Ása recomenda que todos os fotógrafos de paisagens principiantes invistam em software de edição de fotografias, como o Canon Digital Photo Professional (DPP) ou o Adobe® Photoshop® Lightroom®. Descobrir algumas predefinições é útil, essencialmente filtros personalizados para utilizar no software, mas estas não substituem um bom conhecimento prático do pós-processamento.

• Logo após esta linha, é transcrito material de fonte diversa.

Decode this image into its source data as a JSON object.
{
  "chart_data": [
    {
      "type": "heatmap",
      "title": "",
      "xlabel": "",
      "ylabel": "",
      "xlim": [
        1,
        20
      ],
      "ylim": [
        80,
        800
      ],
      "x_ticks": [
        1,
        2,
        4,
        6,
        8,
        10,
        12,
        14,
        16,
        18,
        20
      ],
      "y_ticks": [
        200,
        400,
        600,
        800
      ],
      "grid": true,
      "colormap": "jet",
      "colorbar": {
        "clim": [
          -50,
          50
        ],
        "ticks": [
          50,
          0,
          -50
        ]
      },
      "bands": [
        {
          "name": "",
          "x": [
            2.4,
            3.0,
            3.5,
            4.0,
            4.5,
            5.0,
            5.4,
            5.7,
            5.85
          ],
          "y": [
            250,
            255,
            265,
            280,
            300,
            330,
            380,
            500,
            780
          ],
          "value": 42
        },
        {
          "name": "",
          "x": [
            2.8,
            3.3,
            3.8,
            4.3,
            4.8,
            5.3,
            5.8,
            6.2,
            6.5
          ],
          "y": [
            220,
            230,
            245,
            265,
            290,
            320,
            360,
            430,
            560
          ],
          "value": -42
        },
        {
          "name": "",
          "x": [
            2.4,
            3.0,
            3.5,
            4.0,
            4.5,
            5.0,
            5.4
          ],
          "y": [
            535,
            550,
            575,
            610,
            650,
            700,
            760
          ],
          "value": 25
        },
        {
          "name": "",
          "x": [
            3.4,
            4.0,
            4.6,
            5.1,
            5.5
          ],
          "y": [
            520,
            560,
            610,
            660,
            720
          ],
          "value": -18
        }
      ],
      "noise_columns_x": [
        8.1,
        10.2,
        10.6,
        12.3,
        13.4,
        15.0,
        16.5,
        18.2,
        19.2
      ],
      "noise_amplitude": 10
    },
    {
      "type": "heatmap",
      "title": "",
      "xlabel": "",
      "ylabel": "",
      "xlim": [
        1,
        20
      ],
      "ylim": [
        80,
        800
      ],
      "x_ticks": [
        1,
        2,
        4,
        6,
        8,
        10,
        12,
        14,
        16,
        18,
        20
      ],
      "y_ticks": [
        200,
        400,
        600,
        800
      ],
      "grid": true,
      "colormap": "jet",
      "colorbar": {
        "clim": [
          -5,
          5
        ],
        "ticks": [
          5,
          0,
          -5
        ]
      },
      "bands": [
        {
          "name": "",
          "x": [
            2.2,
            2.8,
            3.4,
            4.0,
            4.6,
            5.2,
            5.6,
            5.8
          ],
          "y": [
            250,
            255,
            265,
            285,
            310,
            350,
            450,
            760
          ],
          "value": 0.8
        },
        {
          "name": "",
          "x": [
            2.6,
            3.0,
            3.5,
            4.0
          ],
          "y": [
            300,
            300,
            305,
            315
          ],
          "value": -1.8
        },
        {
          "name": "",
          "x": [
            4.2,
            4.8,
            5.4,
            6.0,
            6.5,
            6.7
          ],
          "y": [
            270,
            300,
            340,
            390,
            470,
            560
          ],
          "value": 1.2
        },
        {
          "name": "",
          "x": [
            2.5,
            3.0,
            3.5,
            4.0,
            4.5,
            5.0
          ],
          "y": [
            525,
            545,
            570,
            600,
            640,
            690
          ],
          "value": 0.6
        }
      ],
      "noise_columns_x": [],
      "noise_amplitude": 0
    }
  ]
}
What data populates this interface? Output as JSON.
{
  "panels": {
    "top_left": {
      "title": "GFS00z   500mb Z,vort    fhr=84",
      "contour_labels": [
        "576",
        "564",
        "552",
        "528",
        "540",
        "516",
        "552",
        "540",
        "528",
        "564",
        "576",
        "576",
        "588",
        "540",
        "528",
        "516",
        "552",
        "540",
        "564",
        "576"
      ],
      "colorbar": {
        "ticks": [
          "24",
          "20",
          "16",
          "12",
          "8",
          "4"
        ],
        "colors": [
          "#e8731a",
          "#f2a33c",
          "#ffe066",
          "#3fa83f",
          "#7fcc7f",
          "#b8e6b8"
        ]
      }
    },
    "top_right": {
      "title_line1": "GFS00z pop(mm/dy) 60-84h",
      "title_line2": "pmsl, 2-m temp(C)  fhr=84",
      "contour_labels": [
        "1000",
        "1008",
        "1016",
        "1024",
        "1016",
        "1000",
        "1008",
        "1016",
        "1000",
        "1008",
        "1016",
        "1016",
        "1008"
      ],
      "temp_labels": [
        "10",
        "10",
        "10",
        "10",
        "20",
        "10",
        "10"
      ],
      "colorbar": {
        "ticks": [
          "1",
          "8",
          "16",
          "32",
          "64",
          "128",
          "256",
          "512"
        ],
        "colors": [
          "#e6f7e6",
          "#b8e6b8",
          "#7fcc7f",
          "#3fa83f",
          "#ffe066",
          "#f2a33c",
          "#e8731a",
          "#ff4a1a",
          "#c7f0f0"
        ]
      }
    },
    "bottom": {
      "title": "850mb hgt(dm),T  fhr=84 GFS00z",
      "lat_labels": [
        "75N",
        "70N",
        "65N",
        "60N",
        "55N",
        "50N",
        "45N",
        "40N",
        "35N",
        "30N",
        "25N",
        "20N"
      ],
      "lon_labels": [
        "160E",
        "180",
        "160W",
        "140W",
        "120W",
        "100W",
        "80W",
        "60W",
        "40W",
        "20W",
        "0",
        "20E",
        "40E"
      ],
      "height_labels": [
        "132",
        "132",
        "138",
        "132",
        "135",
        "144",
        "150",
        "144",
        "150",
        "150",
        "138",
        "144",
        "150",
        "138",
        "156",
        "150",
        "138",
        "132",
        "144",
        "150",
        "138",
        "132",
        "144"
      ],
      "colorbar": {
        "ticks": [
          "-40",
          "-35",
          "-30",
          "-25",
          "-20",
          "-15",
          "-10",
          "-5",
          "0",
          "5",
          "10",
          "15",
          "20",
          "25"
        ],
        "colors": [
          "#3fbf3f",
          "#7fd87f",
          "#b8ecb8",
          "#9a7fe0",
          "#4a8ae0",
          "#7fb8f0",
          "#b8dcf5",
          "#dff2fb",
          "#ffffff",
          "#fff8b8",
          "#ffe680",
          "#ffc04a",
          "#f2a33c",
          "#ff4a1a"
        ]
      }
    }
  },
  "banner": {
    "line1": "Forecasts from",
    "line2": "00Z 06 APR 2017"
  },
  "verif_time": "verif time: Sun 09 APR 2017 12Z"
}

"A utilização de pacotes predefinidos pode ser uma boa forma de começar, mas lembre-se de que não se trata de uma solução infalível para obter imagens excelentes.", afirma. "Ainda assim, terá de fazer muita edição, mesmo com boas predefinições."

Continue a experimentar e a praticar

Uma baleia a saltar para fora da água a contrastar com um fantástico horizonte branco.

"Se puder, leve a sua câmara consigo para todo o lado.", sugere Ása – nunca se sabe quando poderá encontrar a fotografia perfeita. "Estava a observar baleias e de repente ouvi um grande mergulho atrás de mim. Virei-me e vi uma baleia-jubarte a lançar-se no ar.", afirmou acerca da imagem. "Fiquei muito contente por conseguir capturar toda a sequência do salto da baleia." Tirada com uma Canon EOS-1D X Mark II com uma objetiva Canon EF 70-200mm f/2.8L IS II USM a 150 mm, 1/5000 seg., f/3.2 e ISO 640. © Ása Steinars

Para quem não conhece a fotografia ou tem pouca experiência a fotografar paisagens, a Ása recomenda que analise trabalhos de terceiros e que aprenda com os mesmos. Encontre fotógrafos que admira, sugere, e veja como trabalham a luz, compõem as imagens e encontram ângulos criativos.

A sua melhor sugestão é simples. "Há mais de 10 anos que levo uma câmara comigo para praticamente todo o lado.", afirma. "Quanto mais praticar, melhor se tornará. É mesmo simples. Demora algum tempo a dominar. Ninguém nasce fotógrafo."